Pattern: Parallelization
Pattern: Parallelization
Category: Orchestration Source: FOR-0012 Status: Documented
When to Use
When a large job can be split into independent chunks that do not depend on each other and can be processed simultaneously. Best when throughput matters more than sequential reasoning, and when results can be merged afterward.
How It Works
- A coordinator agent receives a large task
- It decomposes the task into independent subtasks
- It checks available resources and spawns parallel workers, one per subtask
- Each worker processes its subtask independently
- Results are collected, normalized to a common format, and merged
- A final synthesis step produces the unified output
Example
A digital talent that monitors multiple social media channels for a client. Rather than checking each platform sequentially, parallel workers each monitor one channel (Twitter, LinkedIn, Instagram). Results are collected, normalized into a common alert format, and merged into a daily digest.

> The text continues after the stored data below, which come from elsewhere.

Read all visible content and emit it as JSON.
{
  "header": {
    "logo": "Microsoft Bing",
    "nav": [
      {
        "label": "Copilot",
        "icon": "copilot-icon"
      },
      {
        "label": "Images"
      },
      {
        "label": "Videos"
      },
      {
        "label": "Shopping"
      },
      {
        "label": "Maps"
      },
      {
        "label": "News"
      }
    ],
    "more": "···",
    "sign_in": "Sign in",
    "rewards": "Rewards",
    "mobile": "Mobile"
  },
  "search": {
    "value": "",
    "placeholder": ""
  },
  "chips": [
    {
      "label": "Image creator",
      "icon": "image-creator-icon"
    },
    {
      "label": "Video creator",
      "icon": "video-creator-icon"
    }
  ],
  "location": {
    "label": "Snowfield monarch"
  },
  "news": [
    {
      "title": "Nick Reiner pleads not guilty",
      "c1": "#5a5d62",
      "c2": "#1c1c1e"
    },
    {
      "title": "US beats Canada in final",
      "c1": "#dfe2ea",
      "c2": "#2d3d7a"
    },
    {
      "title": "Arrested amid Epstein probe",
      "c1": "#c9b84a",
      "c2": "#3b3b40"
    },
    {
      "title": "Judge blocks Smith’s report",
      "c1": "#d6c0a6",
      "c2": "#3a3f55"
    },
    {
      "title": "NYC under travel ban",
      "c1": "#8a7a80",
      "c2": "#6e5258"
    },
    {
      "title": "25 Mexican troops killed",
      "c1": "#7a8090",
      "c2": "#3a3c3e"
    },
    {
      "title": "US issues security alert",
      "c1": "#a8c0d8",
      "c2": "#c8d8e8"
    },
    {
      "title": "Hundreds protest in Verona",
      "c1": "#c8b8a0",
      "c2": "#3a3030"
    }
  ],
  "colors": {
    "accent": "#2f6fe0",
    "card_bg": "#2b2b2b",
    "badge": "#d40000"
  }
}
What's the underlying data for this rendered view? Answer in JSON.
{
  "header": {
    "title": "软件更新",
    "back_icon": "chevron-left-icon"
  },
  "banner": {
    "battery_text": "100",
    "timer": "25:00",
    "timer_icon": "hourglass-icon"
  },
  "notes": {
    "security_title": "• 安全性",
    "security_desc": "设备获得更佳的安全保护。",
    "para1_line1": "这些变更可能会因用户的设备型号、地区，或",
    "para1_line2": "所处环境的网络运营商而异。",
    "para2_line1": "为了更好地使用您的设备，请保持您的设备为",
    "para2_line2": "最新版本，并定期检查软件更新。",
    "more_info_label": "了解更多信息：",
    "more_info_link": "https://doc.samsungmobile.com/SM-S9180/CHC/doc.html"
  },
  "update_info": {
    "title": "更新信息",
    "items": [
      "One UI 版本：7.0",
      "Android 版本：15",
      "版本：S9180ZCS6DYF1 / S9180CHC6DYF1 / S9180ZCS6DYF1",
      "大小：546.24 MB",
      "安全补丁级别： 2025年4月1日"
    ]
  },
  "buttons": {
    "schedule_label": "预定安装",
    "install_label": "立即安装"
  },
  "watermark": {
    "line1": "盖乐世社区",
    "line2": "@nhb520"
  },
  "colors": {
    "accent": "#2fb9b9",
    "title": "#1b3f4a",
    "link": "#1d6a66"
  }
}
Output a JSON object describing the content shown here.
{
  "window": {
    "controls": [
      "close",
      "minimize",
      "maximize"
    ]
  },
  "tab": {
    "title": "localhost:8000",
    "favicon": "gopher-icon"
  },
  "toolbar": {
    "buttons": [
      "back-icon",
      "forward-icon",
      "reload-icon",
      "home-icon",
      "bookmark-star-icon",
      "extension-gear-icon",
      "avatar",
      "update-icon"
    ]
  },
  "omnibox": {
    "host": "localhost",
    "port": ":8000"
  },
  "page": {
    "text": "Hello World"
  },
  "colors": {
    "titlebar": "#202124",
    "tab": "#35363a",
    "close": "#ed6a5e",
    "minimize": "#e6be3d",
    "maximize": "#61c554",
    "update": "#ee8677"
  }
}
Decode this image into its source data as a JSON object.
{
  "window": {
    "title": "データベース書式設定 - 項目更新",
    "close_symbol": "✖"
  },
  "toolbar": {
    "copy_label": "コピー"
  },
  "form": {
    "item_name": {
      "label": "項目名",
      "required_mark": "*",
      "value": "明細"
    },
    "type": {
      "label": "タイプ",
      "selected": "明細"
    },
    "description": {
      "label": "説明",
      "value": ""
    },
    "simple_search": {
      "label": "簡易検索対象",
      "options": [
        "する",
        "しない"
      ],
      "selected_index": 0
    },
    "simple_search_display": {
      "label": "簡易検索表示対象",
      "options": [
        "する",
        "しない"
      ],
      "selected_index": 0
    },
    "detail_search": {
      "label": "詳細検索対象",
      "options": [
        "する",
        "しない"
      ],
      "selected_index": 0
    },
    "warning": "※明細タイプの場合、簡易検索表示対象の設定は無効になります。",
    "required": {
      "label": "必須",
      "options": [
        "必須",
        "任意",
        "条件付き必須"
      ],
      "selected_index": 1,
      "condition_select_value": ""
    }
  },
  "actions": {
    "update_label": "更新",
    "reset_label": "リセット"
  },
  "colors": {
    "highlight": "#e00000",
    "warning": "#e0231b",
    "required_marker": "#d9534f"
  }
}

Total processing time equals the slowest single channel, not the sum of all channels.
Tradeoffs
| Pro | Con |
|---|---|
| Significant speedup for independent tasks | Subtasks must be truly independent — dependencies break it |
| Scales horizontally by adding workers | Merging results adds complexity |
| Failure in one worker does not block others | Harder to debug than sequential processing |
| Efficient use of available resources | Cost scales linearly with worker count |
Factory Usage
Not yet used explicitly in the factory, but a natural fit for future production line stages where multiple independent validations or generations could run simultaneously (e.g., parallel QA checks on different aspects of a digital talent).